Dès lors, il faudrait s’inquiéter surtout du fait que 75 % des Français pensent que, "globalement, la fiscalité en France est aujourd’hui plutôt ou tout à fait injuste". Le volet fiscal du contrat social contribuerait ainsi à aggraver les inégalités sociales (54 % le croient) ou, du moins, échouerait à les réduire (42 % le pensent). Ce sentiment d’injustice se nourrit à de nombreuses sources. Tout d’abord, l’Etat est aujourd’hui confronté aux nouveaux défis d’une société ouverte, où les biens et les personnes peuvent circuler librement et ainsi échapper en partie à l’impôt. Chaque Etat est amené à offrir des possibilités d’optimisation fiscale pour attirer des capitaux et des entreprises, en écornant l’équité fiscale. Les possibilités croissantes de fraudes et d’exemptions minent la confiance des citoyens dans leur système fiscal.
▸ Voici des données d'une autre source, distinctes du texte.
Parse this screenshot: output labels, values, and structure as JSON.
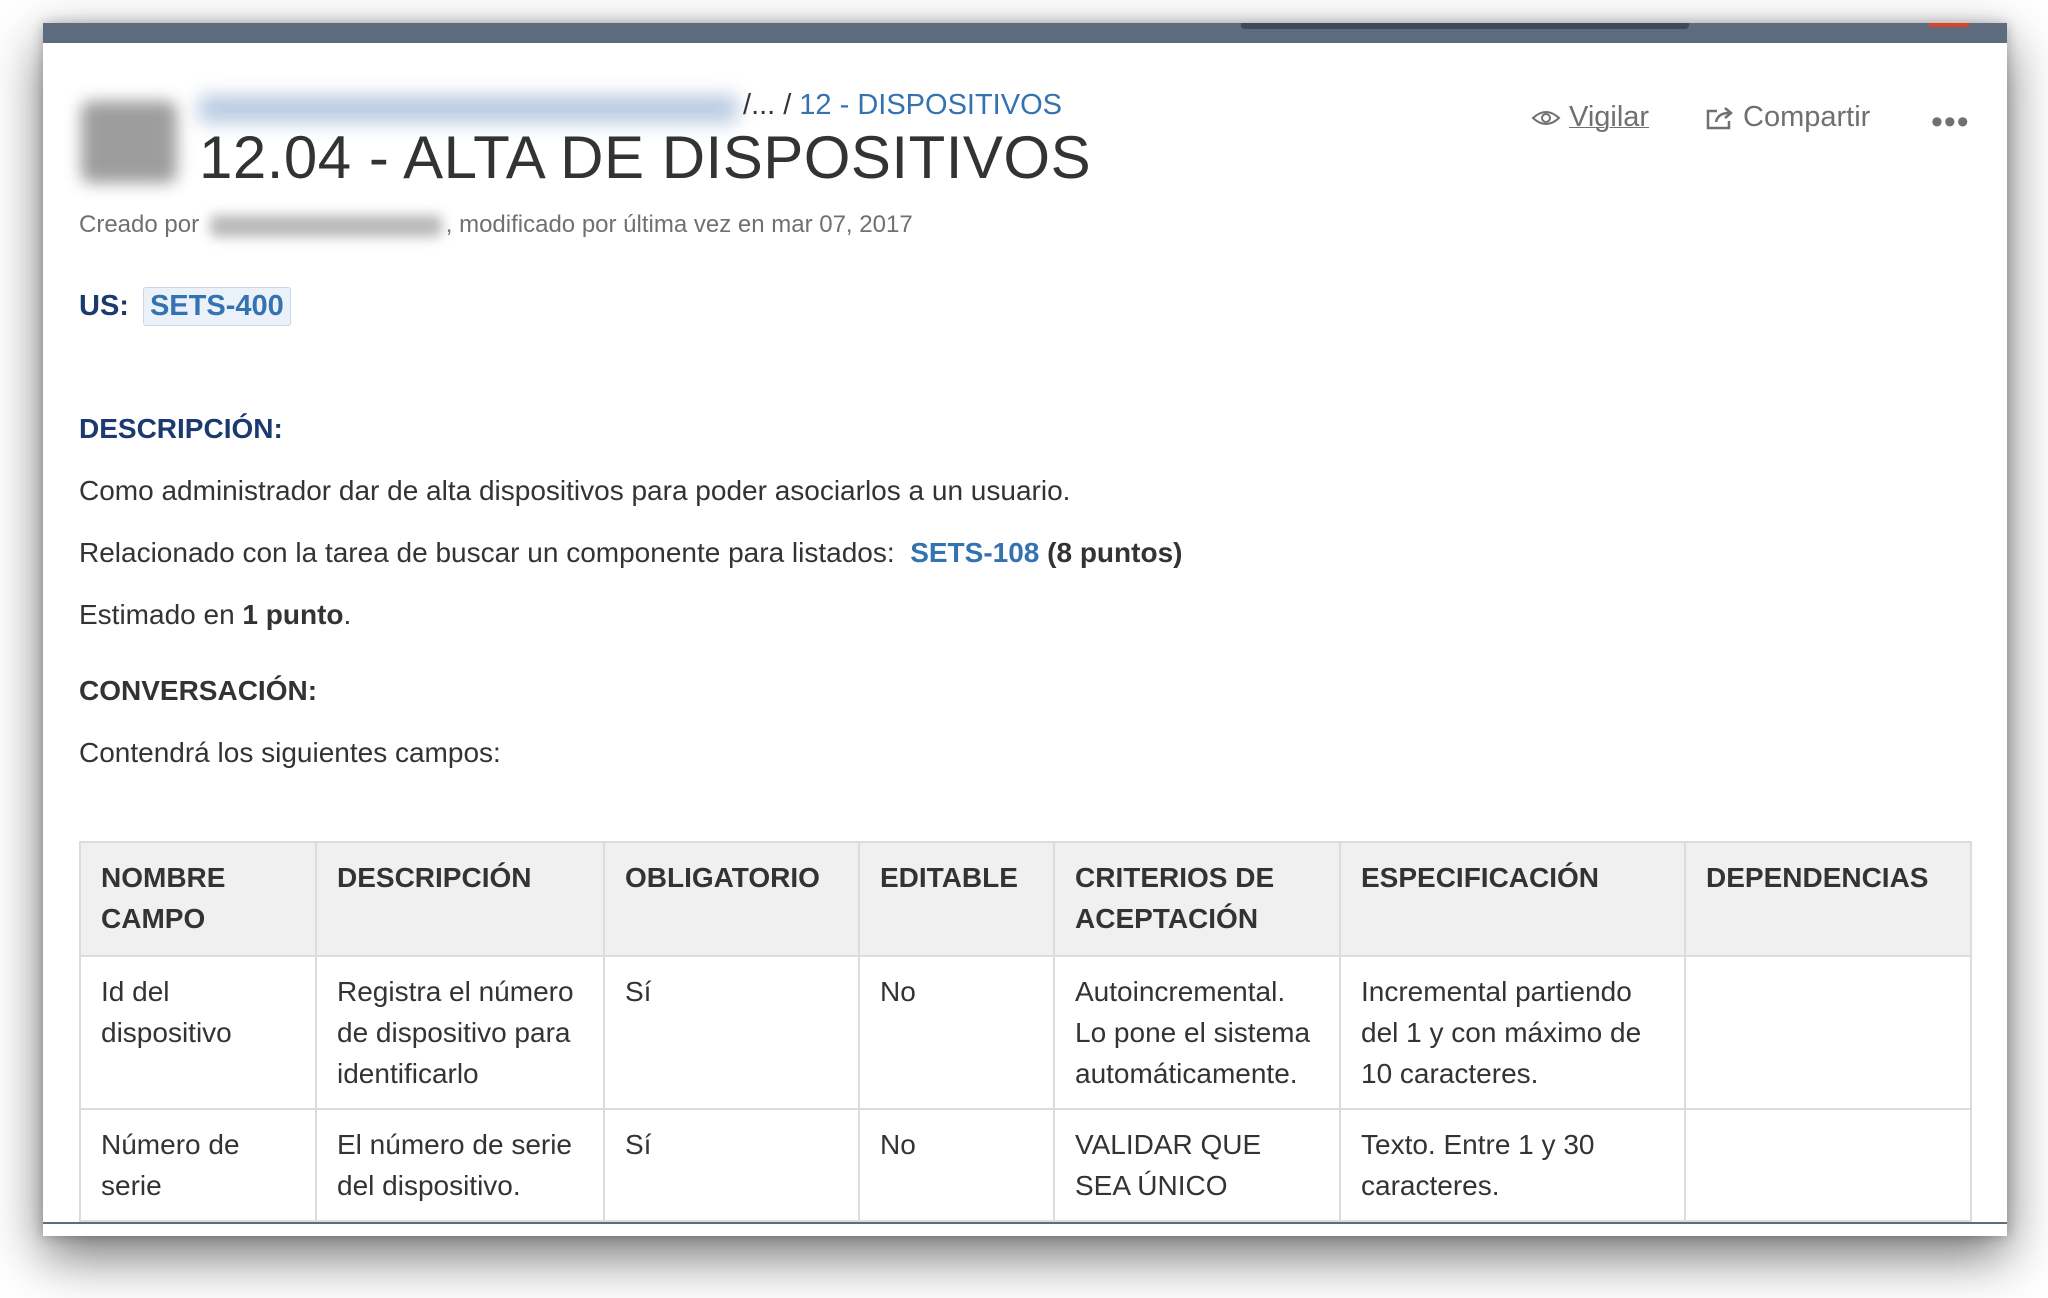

Sa complexité grandissante renforce le problème en évinçant de plus en plus le citoyen des débats au profit des experts, des gestionnaires et des logiques de clientèle. Le citoyen a bien du mal à dégager de ces débats les véritables enjeux politiques.

Enfin, le sentiment d’injustice fiscale est lié plus largement au sentiment que la société française est plutôt injuste : plus le contrat social semble inéquitable, moins chacun est prêt à le financer, du moins en l’état. C’est une des raisons qui expliquent que les riches dénoncent aujourd’hui moins l’injustice fiscale que les pauvres.

  • 1. Nous nous appuyons principalement sur deux enquêtes. La première porte sur la dynamique des inégalités et a été effectuée par TNS-Sofres dans le cadre de l’ANR Dynegal en juin 2013 auprès de 1 018 personnes de 18 ans ou plus, interrogées en face-à-face selon la méthode des quotas. La seconde, par Ipsos en octobre 2013 auprès de 967 personnes de 18 ans ou plus, interrogées par Internet selon la méthode des quotas.